2021-22 Pre-Budget Expectations: Commodities

Expectations for Energy sector

India is the third-largest crude oil consumer in the world after China and the US. India's import dependency on crude oil reached record highs at 85 percent during the April-December period in 2019. Prime Minister Narendra Modi had set a target for the government to reduce the country’s crude oil import dependence by 10 percent by 2022. He had also shared a vision for a gas-based economy and raising the share of the environment-friendly fuel to 15 percent by 2030, from the existing 6.20 percent in India’s energy basket. Reforms in this sector have a direct impact on all sectors. Indian oil & gas industry wishes the following from the Budget 2021-22:

* Industry seeks a downward revision in cess on crude oil production, from the current level which may help upstream companies to improve their earnings in a higher crude oil price regime.

* Additionally, one of the prominent demands of the upstream industry has been the exemption of exploration activity from the levy of GST. Also, the industry wants the levy of service tax removed from cost petroleum, profit petroleum, and royalty -as the same are not payments against any service and, therefore, not subject to service tax.

* Industry wishes to bring natural gas under the ambit of Goods and Services Tax. If the natural gas is included in the GST, it will have a positive impact on gas-based industries, promote usage of the clean fuel and avoid stranding of taxes in the hands of gas producers/suppliers. To promote the use of natural gas as fuel, Liquified Natural Gas (LNG) imports should be exempt from customs duty as crude attracts nil duty while LNG attracts 2.5% duty.

* The renewable energy industry requests long-term financial support and better clarity on tariff and non-tariff concessions.

2021-22 Pre-Budget Expectations: Commodities

Expectations for Base metals sector

The metals & mining sector remains a high priority for the government, considering its importance for infrastructure development and to provide sustenance to the domestic metal & mining industry amid a challenging global economic environment. The Indian metal industry is hoping for the following relief measures from the government:

* The aluminium industry seeks from the government to increase the basic custom duty on primary aluminium and aluminium scrap to 10 percent, eliminate the cess on coal among others as the sector is going through a challenging phase and under immense threat by rising imports.

* The Indian steel industry has sought a reduction in basic customs duty on key raw materials like anthracite coal, metallurgical coke, coking coal, and graphite electrode in the upcoming budget.
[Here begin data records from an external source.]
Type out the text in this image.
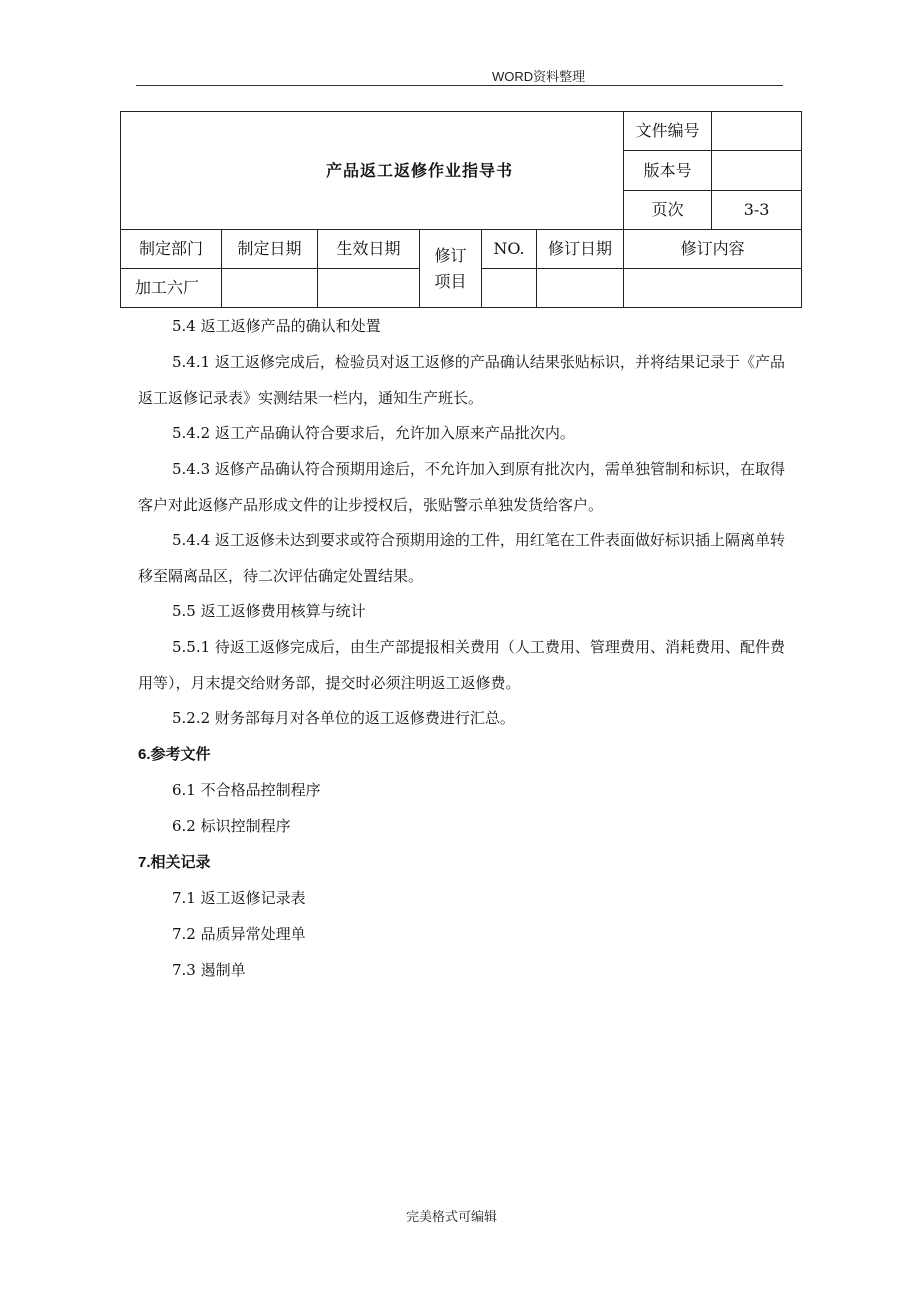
WORD资料整理
产品返工返修作业指导书						文件编号	
						版本号	
						页次	3-3
制定部门	制定日期	生效日期	修订项目	NO.	修订日期	修订内容	
加工六厂							

5.4 返工返修产品的确认和处置

5.4.1 返工返修完成后，检验员对返工返修的产品确认结果张贴标识，并将结果记录于《产品返工返修记录表》实测结果一栏内，通知生产班长。

5.4.2 返工产品确认符合要求后，允许加入原来产品批次内。

5.4.3 返修产品确认符合预期用途后，不允许加入到原有批次内，需单独管制和标识，在取得客户对此返修产品形成文件的让步授权后，张贴警示单独发货给客户。

5.4.4 返工返修未达到要求或符合预期用途的工件，用红笔在工件表面做好标识插上隔离单转移至隔离品区，待二次评估确定处置结果。

5.5 返工返修费用核算与统计

5.5.1 待返工返修完成后，由生产部提报相关费用（人工费用、管理费用、消耗费用、配件费用等），月末提交给财务部，提交时必须注明返工返修费。

5.2.2 财务部每月对各单位的返工返修费进行汇总。

6.参考文件

6.1 不合格品控制程序

6.2 标识控制程序

7.相关记录

7.1 返工返修记录表

7.2 品质异常处理单

7.3 遏制单

完美格式可编辑
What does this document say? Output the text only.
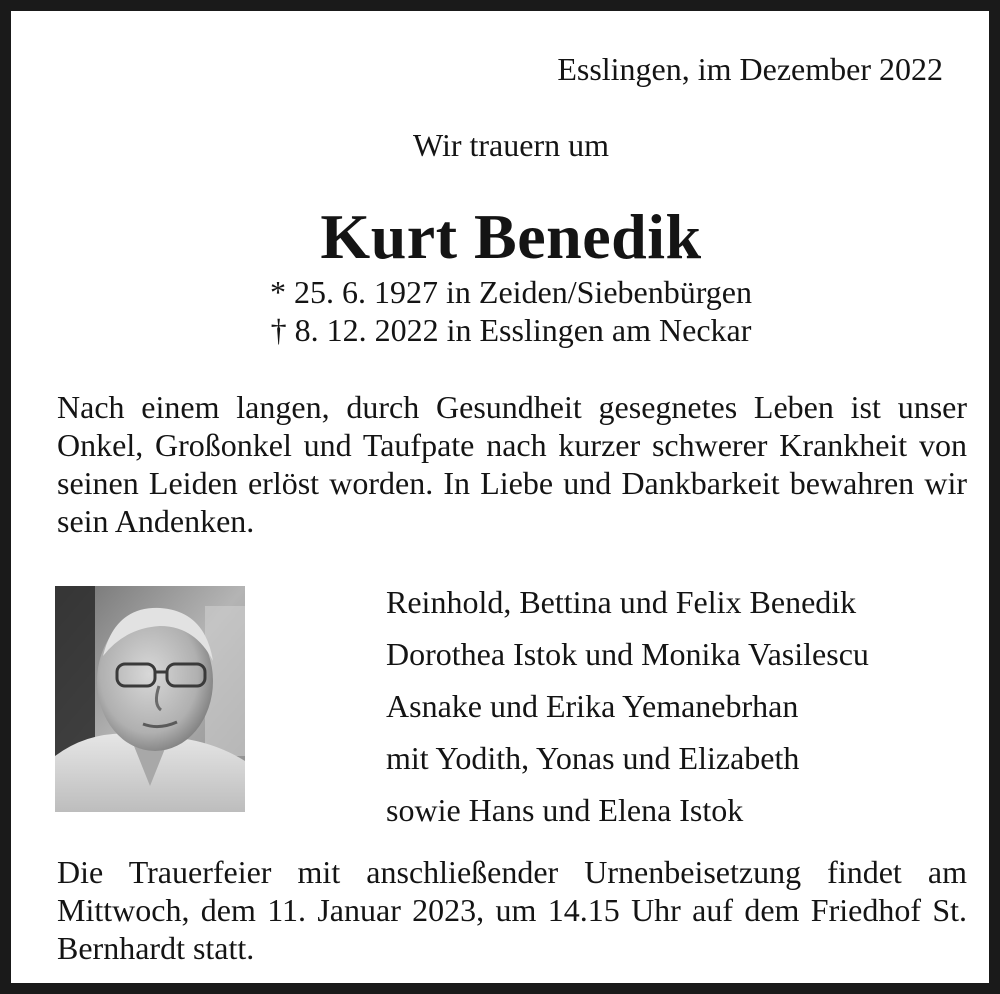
Esslingen, im Dezember 2022
Wir trauern um
Kurt Benedik
* 25. 6. 1927 in Zeiden/Siebenbürgen
† 8. 12. 2022 in Esslingen am Neckar
Nach einem langen, durch Gesundheit gesegnetes Leben ist unser Onkel, Großonkel und Taufpate nach kurzer schwerer Krankheit von seinen Leiden erlöst worden. In Liebe und Dankbarkeit bewahren wir sein Andenken.
Reinhold, Bettina und Felix Benedik
Dorothea Istok und Monika Vasilescu
Asnake und Erika Yemanebrhan
mit Yodith, Yonas und Elizabeth
sowie Hans und Elena Istok
Die Trauerfeier mit anschließender Urnenbeisetzung findet am Mittwoch, dem 11. Januar 2023, um 14.15 Uhr auf dem Friedhof St. Bernhardt statt.
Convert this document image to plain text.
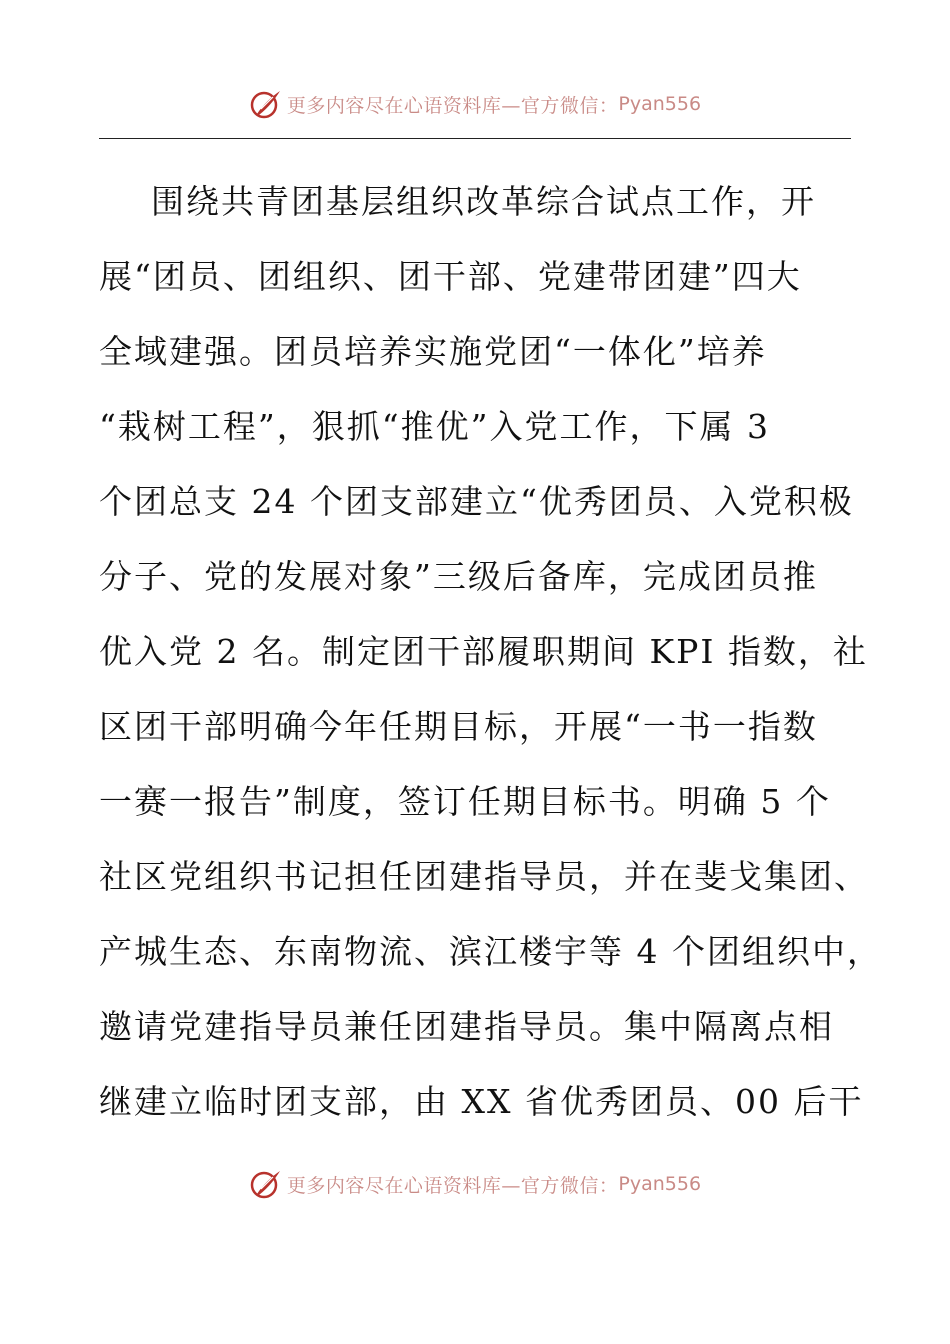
更多内容尽在心语资料库—官方微信： Pyan556
围绕共青团基层组织改革综合试点工作，开
展“团员、团组织、团干部、党建带团建”四大
全域建强。团员培养实施党团“一体化”培养
“栽树工程”，狠抓“推优”入党工作，下属 3
个团总支 24 个团支部建立“优秀团员、入党积极
分子、党的发展对象”三级后备库，完成团员推
优入党 2 名。制定团干部履职期间 KPI 指数，社
区团干部明确今年任期目标，开展“一书一指数
一赛一报告”制度，签订任期目标书。明确 5 个
社区党组织书记担任团建指导员，并在斐戈集团、
产城生态、东南物流、滨江楼宇等 4 个团组织中，
邀请党建指导员兼任团建指导员。集中隔离点相
继建立临时团支部，由 XX 省优秀团员、00 后干
更多内容尽在心语资料库—官方微信： Pyan556
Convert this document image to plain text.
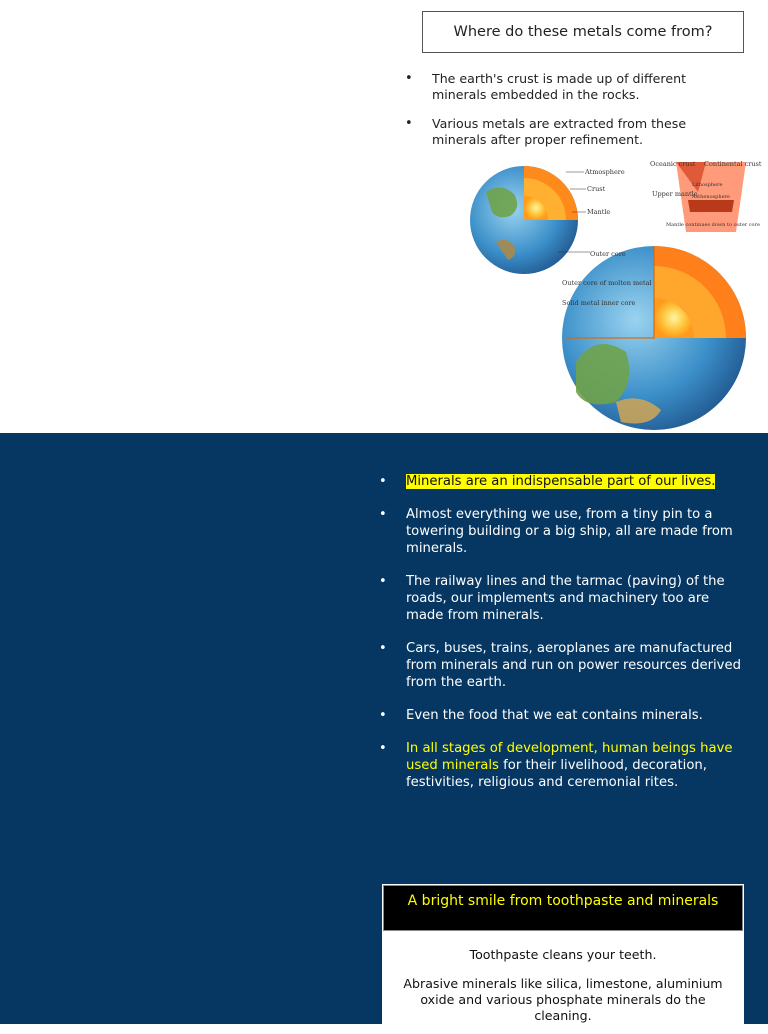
Where do these metals come from?
• The earth's crust is made up of different minerals embedded in the rocks.
• Various metals are extracted from these minerals after proper refinement.
Atmosphere
Crust
Mantle
Outer core
Outer core of molten metal
Solid metal inner core
Oceanic crust Continental crust
Upper mantle
Lithosphere
Asthenosphere
Mantle continues down to outer core
• Minerals are an indispensable part of our lives.
• Almost everything we use, from a tiny pin to a towering building or a big ship, all are made from minerals.
• The railway lines and the tarmac (paving) of the roads, our implements and machinery too are made from minerals.
• Cars, buses, trains, aeroplanes are manufactured from minerals and run on power resources derived from the earth.
• Even the food that we eat contains minerals.
• In all stages of development, human beings have used minerals for their livelihood, decoration, festivities, religious and ceremonial rites.
A bright smile from toothpaste and minerals
Toothpaste cleans your teeth.
Abrasive minerals like silica, limestone, aluminium oxide and various phosphate minerals do the cleaning.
The non-availability of these items in good quality and quantity hinders the growth of the steel industry.

* Industry has urged the government to remove import duty on ferro-nickel and stainless steel scrap. Currently, ferro-nickel and stainless steel scrap attract basic customs duty of 2.5 percent. At present, both the raw materials are unavailable in the country, making their import mandatory.

* Given the Centre’s focus on its Atmanirbhar Bharat mission, infrastructure development can be vital in moving steadily towards achieving this goal. Higher budget allocation towards building roads and highways could be expected, which has a multiplier effect on the country’s economic growth and needs to be back on track. Higher allocation towards infrastructure development will be positive for the metals demand outlook.